Honestly, it’s sometimes hard not to miss the days with administrators had complete control over all the software and hardware within their organization. It made keeping things secure so much easier. There was no worrying about a bungling employee accidentally forwarding corporate secrets to a competitor, or someone making off with business-critical data.
No worrying about shadow IT, and the fact that people who know almost nothing about enterprise security are expected to be responsible for keeping your business’s information safe.
But times change, and we need to change with them. Instead of focusing on securing the user, we need to focus on protecting critical data. We need to ensure we’re able to keep sensitive documents safe no matter where they go.
File-centric DRM is a big part of that – being able to dictate how and where your files are accessed. But taking control of who can access them is just as important. And in that, effective use of user groups – a security function that comes by default with most systems – is equally critical.
I’m going to assume you’ve already got a handle on all the technical details here. Instead, what I’m going to focus on is a little bit more practical. You already know how to designate groups – but what exactly should you do with that knowledge?

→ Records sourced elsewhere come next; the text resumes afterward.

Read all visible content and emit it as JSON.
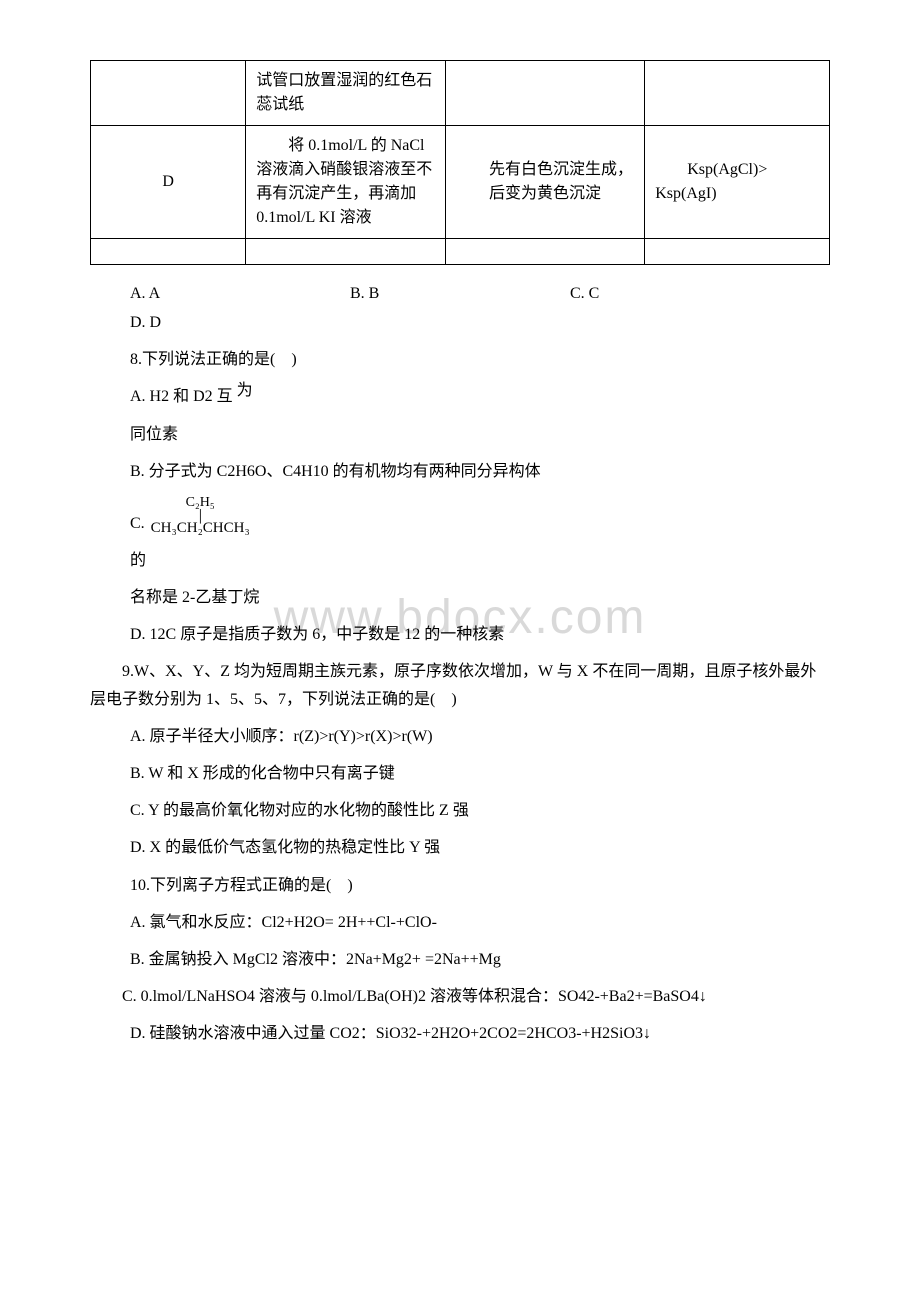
{
  "watermark": "www.bdocx.com",
  "table": {
    "row1": {
      "c2": "试管口放置湿润的红色石蕊试纸"
    },
    "row2": {
      "c1": "D",
      "c2": "　　将 0.1mol/L 的 NaCl 溶液滴入硝酸银溶液至不再有沉淀产生，再滴加 0.1mol/L KI 溶液",
      "c3": "　　先有白色沉淀生成，后变为黄色沉淀",
      "c4": "　　Ksp(AgCl)> Ksp(AgI)"
    }
  },
  "options7": {
    "a": "A. A",
    "b": "B. B",
    "c": "C. C",
    "d": "D. D"
  },
  "q8": {
    "stem": "8.下列说法正确的是(　)",
    "a1": "A. H2 和 D2 互",
    "a1b": "为",
    "a2": "同位素",
    "b": "B. 分子式为 C2H6O、C4H10 的有机物均有两种同分异构体",
    "c_label": "C.",
    "c_top": "C₂H₅",
    "c_bar": "│",
    "c_bot": "CH₃CH₂CHCH₃",
    "c2": "的",
    "c3": "名称是 2-乙基丁烷",
    "d": "D. 12C 原子是指质子数为 6，中子数是 12 的一种核素"
  },
  "q9": {
    "stem": "　　9.W、X、Y、Z 均为短周期主族元素，原子序数依次增加，W 与 X 不在同一周期，且原子核外最外层电子数分别为 1、5、5、7，下列说法正确的是(　)",
    "a": "A. 原子半径大小顺序：r(Z)>r(Y)>r(X)>r(W)",
    "b": "B. W 和 X 形成的化合物中只有离子键",
    "c": "C. Y 的最高价氧化物对应的水化物的酸性比 Z 强",
    "d": "D. X 的最低价气态氢化物的热稳定性比 Y 强"
  },
  "q10": {
    "stem": "10.下列离子方程式正确的是(　)",
    "a": "A. 氯气和水反应：Cl2+H2O= 2H++Cl-+ClO-",
    "b": "B. 金属钠投入 MgCl2 溶液中：2Na+Mg2+ =2Na++Mg",
    "c": "　　C. 0.lmol/LNaHSO4 溶液与 0.lmol/LBa(OH)2 溶液等体积混合：SO42-+Ba2+=BaSO4↓",
    "d": "D. 硅酸钠水溶液中通入过量 CO2：SiO32-+2H2O+2CO2=2HCO3-+H2SiO3↓"
  }
}
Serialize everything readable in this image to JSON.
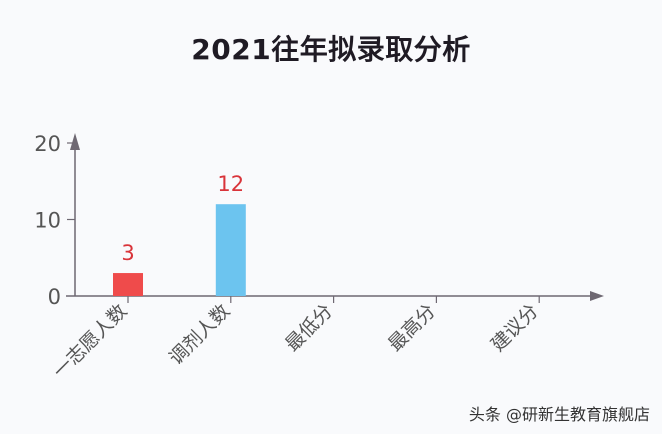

But as an administrator, aren’t you already expected to know that? If you ask, couldn’t that make you look the fool in the eyes of management? Don’t worry – I’ll explain all the gritty details here, so you won’t need to.
Organize Users Based On Their Roles
First thing’s first – when figuring out different groups to place your employees into, consider the different roles at your organization. The sales team, for example, might need direct access to all marketing and advertising materials, while Human Resources will probably need to access personnel information like payroll data or employment history. Your first step, therefore, is to establish a working knowledge of what every department in your business absolutely needs in order to function effectively, and go from there.
Limited Access Isn’t Always A Bad Thing
In relation to the above, no one should have access to files that aren’t critical for their work. Every time you consider extending a group’s privileges, you should first ask yourself why. Do they really need this for their job, or does expanding their capabilities put your business at risk?
Groups Don’t Mean You Won’t Have To Manage Individual Users
Every business is going to have bad eggs. Maybe an employee is frustrated that someone got promoted ahead of them, or angry that they’re getting laid off. Maybe someone’s account ended up getting hacked, and a bad actor is using their compromised credentials to get their paws on something sensitive.
Either way, while user groups should be a default component of your approach to security, using them doesn’t preclude having to occasionally reach out and tweak specific accounts. Don’t fall into the trap of thinking you can simply manage everybody as part of a whole.
The More Users With Root Access, The Less Secure You Are
In a perfect world, you should be the only one with complete control over and access to your business’s data. You should be the only one with administrative privileges. Because here’s the thing – the more people who are handed that authority, the higher the chances that one of them might end up being a weak link.
That’s … pretty much all there is to know, honestly. You’ve already got the technical knowledge. Now you’re equipped with the practical stuff, too.
Even if you can’t exert complete control over how your employees work, that counts for something.